Job Title: Data Engineer


Salary: £55K-60K


My client in the financial sector are on a mission to create a truly data-driven repo market. An early stage start-up currently backed by a prominent VC, they work alongside the world's leading banks, asset managers and hedge funds to develop a pioneering data solution designed to enhance trading activities in the €23 trillion UK and European repo markets. Their innovation provides these financial institutions with an unprecedented perspective on market dynamics.


Job Summary


We are looking for a motivated Data Engineer to join the team starting immediately! You will be a core part of the data & engineering teams, specialising in developing performant, scalable data pipelines and deploying cloud infrastructure to support their web applications and analytics dashboards. This is an exciting opportunity to work with a truly unique financial markets data source and shape their data infrastructure and analytical capabilities.


You will be applying your skills cross-company on vital and impactful projects, operating at every stage of the Software Development Lifecycle and developing serverless solutions using AWS. The role is on-site and you will be exposed to the business side of the organisation, as well as having an opportunity to get in front of clients and partners (quite a rare opportunity in the industry).


Key Activities and Responsibilities:


  • Develop and maintain scalable, performant data pipelines.
  • Optimising existing pipelines for speed, reliability and security.
  • Interface with cloud infrastructure (AWS Glue, Lambda, SQS, CloudFormation, RDS/Aurora etc.).
  • Design and maintain databases and data warehouses.
  • Monitor data pipelines in production and develop tools to facilitate that.
  • Work collaboratively with team members and cross-company.
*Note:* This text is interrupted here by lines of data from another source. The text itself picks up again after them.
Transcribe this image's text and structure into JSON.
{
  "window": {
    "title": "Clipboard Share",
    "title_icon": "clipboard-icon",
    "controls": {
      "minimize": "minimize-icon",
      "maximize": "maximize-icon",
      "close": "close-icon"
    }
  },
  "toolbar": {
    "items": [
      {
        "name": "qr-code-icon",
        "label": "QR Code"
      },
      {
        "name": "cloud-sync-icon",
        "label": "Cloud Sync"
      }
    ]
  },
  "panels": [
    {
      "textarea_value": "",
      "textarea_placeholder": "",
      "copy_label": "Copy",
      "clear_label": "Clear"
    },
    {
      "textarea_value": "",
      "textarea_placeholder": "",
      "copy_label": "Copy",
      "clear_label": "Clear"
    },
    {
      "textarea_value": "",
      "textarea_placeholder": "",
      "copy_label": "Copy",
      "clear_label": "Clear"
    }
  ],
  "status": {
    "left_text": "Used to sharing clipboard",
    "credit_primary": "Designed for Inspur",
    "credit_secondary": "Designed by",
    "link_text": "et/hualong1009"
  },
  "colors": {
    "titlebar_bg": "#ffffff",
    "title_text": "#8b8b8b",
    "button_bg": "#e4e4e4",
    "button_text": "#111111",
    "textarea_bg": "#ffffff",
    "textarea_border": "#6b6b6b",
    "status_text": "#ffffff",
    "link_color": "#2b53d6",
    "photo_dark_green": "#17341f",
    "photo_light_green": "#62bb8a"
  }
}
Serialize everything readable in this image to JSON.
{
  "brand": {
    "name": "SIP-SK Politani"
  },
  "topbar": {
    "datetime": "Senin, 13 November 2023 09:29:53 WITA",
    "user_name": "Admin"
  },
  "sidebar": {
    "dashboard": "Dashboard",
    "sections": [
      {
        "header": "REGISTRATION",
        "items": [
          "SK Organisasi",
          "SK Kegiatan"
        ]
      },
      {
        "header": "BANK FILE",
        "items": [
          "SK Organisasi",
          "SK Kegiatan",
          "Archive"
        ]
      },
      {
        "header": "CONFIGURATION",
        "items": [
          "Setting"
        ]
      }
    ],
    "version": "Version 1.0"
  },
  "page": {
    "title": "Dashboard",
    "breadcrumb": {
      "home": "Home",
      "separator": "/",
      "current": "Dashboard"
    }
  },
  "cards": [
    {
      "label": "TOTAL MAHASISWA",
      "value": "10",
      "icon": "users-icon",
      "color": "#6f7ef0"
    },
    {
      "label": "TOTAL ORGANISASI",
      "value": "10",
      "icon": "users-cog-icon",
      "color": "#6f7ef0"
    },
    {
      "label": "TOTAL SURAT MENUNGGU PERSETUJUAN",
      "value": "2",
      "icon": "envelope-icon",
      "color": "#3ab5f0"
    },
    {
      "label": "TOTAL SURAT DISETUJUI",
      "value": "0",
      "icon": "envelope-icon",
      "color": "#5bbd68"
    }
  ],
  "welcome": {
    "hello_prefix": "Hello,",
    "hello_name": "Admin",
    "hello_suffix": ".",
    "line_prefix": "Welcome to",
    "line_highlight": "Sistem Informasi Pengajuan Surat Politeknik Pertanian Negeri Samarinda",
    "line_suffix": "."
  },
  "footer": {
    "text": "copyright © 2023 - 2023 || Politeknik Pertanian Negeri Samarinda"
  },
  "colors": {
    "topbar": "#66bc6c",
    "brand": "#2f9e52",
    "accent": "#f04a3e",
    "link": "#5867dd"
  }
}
Experience and Qualifications:


  • Proficient with Python and SQL.
  • Experience with cloud services (e.g. AWS Lambda, AWS Glue, AWS RDS).
  • Deep knowledge of ETL processes and data modelling
  • Experience with data orchestration (e.g., Step Functions).
  • Proficient with version control systems (e.g., Git).
  • 3-5 years of professional experience within a team.
  • Strong problem-solving skills and attention to detail.
  • Excellent communication and teamwork skills.
  • A strong self-starting attitude, you love a challenge!
  • Great written and verbal communication skills.
  • Software development lifecycle best practices.
  • Agile principles, processes and tools.


Nice-to-haves:


  • Experience with containerisation (e.g. Docker).
  • Experience with infrastructure-as-code (e.g. AWS CloudFormation).
  • Familiarity with CI/CD pipelines and tools (e.g. CodePipeline, GitLab CI).
  • Understanding of data privacy and security best practices, and fundamental cryptographic principles.
  • Knowledge of machine learning and data science concepts.
  • Familiarity with GenAI frameworks (e.g., Bedrock).
  • Knowledge of the financial markets would be an asset.


Benefits:


  • A competitive salary package.
  • Office in the heart of The City: 5-minute walking distance from Bank, Cannon Street and St. Paul's stations.
  • Access to additional office space in London’s iconic Gherkin 5 minutes from Liverpool Street Station.
  • 25 days’ holiday ️, as well as UK bank holidays.
  • Well-being allowance.
  • Build-your-skills ️ allowance.
  • Private healthcare ❤️ + dental.
  • Working within a fast-growing company that has a culture of empowerment, innovation and collaboration.
  • Awesome team of financial markets experts, data analysts and engineers.
  • Opportunity to play a key role in an exciting start-up backed by a VC
  • Opportunities for continuous career growth and learning.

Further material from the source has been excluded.